Let QR (Tab. [XX.] Fig. 1.) be the base of a spherical triangle; its sides PQ, PR, whose planes cut that of the base in the diameters QCq, RCr. And if, from the angle P, the line PL is perpendicular to the plane of the base, meeting it in L, all planes drawn through PL will be perpendicular to the same, by 18. el. 11. Let two such planes be perpendicular likewise to the semicircles of the sides, cutting them in the straight lines PG, PH; and the plane of the base in the lines LG, LH.
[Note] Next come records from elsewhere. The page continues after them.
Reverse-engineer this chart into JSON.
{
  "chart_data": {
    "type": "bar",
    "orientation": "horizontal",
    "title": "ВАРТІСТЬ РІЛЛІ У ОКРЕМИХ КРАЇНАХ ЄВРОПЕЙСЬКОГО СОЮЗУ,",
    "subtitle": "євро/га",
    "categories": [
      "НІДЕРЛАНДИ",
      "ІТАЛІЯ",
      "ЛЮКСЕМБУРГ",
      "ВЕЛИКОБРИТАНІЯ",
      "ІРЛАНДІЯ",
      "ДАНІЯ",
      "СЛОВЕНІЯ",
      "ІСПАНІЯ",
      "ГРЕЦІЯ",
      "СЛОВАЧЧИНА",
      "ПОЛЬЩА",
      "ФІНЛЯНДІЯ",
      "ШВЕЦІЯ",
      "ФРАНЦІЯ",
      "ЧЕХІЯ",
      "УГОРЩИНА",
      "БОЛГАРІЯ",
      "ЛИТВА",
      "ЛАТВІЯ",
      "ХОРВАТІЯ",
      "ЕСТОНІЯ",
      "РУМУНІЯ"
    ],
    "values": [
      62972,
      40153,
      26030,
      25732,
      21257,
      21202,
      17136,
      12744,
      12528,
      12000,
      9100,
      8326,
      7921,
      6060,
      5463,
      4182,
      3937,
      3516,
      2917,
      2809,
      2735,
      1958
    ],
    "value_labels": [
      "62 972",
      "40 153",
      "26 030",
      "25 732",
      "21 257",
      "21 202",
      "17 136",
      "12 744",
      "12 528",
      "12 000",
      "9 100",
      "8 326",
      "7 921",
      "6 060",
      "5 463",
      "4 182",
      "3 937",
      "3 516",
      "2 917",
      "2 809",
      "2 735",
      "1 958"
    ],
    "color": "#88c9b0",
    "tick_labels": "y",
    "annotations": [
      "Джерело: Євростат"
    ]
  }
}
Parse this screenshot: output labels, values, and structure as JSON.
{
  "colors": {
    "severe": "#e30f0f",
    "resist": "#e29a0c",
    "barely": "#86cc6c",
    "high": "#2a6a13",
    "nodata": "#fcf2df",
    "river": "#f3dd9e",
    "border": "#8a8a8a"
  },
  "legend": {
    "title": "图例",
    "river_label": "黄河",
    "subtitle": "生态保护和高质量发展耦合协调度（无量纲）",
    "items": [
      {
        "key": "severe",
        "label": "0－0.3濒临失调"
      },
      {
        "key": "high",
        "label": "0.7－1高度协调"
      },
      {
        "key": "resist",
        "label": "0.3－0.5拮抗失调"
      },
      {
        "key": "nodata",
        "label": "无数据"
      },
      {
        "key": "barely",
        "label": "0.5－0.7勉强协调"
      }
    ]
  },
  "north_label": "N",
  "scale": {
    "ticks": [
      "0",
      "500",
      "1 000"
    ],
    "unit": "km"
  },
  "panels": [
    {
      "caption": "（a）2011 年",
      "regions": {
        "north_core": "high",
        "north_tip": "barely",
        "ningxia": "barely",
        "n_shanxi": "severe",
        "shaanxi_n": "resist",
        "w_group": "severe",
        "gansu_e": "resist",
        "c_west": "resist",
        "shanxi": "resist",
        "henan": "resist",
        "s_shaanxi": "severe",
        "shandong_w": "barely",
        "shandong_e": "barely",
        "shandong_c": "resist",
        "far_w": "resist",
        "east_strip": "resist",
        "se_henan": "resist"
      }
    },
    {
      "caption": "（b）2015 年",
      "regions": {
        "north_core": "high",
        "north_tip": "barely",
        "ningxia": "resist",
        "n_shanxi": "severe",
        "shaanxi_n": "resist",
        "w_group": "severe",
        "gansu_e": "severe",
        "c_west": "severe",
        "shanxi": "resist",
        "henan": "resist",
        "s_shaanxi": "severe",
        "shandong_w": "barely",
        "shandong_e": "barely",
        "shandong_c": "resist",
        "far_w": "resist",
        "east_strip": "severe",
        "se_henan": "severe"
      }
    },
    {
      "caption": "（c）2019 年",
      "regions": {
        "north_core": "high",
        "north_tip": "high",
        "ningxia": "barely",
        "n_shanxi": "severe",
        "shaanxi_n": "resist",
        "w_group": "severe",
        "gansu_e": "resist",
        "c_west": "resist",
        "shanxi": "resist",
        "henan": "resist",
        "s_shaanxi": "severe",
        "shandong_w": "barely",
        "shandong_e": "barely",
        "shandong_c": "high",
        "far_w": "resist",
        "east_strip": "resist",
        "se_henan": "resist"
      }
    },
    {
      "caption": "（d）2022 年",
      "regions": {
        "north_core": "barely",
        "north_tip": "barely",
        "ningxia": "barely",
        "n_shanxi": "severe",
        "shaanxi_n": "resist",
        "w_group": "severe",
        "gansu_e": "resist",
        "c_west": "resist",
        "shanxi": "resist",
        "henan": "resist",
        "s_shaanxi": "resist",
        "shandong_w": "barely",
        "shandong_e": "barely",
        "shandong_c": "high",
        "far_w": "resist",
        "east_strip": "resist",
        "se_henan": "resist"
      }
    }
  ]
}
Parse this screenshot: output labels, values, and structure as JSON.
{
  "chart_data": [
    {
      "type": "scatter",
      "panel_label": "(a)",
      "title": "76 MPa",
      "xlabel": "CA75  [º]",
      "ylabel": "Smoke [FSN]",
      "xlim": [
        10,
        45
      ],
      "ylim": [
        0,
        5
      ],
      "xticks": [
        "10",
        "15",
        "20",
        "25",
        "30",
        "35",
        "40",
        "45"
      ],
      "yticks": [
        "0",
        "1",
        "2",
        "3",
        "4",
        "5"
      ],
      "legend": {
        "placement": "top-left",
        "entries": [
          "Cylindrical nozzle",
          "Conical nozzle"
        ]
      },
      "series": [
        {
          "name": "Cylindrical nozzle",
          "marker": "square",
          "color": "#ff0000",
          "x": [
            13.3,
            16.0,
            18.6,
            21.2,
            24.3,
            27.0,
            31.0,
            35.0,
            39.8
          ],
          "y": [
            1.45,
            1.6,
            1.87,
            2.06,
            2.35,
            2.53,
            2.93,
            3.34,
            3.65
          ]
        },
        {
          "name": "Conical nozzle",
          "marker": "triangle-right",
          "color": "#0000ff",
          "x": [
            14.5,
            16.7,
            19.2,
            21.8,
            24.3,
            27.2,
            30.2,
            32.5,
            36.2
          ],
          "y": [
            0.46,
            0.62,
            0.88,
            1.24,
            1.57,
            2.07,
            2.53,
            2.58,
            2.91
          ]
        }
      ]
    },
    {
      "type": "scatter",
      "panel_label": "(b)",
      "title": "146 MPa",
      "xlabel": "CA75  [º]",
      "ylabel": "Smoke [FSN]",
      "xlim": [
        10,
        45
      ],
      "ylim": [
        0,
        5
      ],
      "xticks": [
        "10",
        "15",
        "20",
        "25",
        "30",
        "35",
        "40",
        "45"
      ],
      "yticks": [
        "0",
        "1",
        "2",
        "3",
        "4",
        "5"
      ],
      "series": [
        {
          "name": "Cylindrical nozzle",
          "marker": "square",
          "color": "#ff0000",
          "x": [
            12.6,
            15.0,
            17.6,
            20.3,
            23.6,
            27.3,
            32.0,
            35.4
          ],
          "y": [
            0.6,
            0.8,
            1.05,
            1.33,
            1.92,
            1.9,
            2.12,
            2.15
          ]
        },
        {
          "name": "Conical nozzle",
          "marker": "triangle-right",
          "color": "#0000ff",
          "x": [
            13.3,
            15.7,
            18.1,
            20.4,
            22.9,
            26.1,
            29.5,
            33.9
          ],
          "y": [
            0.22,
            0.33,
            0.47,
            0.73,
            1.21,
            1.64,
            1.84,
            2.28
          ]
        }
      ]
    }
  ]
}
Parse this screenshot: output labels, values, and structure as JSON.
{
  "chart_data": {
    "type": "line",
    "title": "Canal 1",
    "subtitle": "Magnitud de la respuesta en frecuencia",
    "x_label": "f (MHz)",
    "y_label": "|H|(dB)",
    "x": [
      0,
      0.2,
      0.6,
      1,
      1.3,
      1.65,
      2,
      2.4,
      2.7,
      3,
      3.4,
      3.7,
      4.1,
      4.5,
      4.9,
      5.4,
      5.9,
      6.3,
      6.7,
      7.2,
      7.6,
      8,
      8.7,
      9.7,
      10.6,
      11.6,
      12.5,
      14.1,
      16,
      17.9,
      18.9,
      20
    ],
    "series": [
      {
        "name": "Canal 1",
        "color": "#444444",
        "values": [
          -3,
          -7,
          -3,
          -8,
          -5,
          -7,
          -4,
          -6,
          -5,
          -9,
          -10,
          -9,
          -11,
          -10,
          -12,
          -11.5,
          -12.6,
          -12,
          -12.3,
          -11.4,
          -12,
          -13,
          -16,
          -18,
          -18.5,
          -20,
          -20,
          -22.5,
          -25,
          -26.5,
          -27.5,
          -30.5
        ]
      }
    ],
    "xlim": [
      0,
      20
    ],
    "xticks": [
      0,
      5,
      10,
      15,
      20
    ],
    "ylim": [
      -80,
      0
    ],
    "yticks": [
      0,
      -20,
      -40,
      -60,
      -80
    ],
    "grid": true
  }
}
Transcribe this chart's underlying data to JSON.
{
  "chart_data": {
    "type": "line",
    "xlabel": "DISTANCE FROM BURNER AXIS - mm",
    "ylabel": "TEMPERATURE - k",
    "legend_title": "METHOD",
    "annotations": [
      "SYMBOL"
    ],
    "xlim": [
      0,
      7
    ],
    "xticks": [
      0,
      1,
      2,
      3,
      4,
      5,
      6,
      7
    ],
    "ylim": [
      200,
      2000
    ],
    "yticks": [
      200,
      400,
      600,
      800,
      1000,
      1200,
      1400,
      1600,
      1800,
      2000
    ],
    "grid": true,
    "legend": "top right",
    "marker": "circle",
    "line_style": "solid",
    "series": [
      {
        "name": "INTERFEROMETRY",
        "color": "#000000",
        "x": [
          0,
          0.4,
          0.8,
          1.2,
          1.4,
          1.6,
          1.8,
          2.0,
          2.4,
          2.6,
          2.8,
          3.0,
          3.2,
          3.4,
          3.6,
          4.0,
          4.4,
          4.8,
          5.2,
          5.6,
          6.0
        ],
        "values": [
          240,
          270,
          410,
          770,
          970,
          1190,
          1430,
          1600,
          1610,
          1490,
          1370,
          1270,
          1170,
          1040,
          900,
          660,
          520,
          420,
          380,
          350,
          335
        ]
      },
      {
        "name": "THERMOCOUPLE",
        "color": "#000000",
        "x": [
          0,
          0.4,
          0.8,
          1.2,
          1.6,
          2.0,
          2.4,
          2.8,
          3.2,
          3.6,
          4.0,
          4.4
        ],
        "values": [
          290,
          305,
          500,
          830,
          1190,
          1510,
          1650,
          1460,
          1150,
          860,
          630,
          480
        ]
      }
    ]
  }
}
Then the plane of the triangle PGL being perpendicular to the two planes, whose intersection is QGCq, the angles PGQ LGQ will be right angles, by 19. el. 11. PG likewise subtends a right angle PLG, and the angle PGL measures the inclination of the semicircle QPq to the plane of the base (def. 6. el. 11.) that is (by 16 el. 3. and 10 el. 11.) it is equal to the spherical angle PQR: whence PG is to PL as the radius to the sine of PQR. The same way PL is to PH as the sine of PRQ is to the radius: and therefore, ex æquo. PG the sine of the side PQ is to PH the sine of PR, as the sine of PRQ is to the sine of PQR.

CASES II. and III.

When the three parts are of the same name.

And,

When two given parts include between them a given part of a different name, the part required standing opposite to this middle part.

Theorem II.

Let S and s be the sines of two sides of a spherical triangle, d the sine of half the difference of the same sides, a the sine of half the included angle, b the sine of half the base; and writing unity for the radius, we have Ssa² + d² - b² = 0; in which a or b may be made the unknown quantity, as the case requires.

Demonstration.

Let PQR ([Fig. 2.]) be a spherical triangle, whose sides are PQ PR, the angle included QPR, the base QR, PC the semiaxis of the sphere, in which the planes of the sides intersect.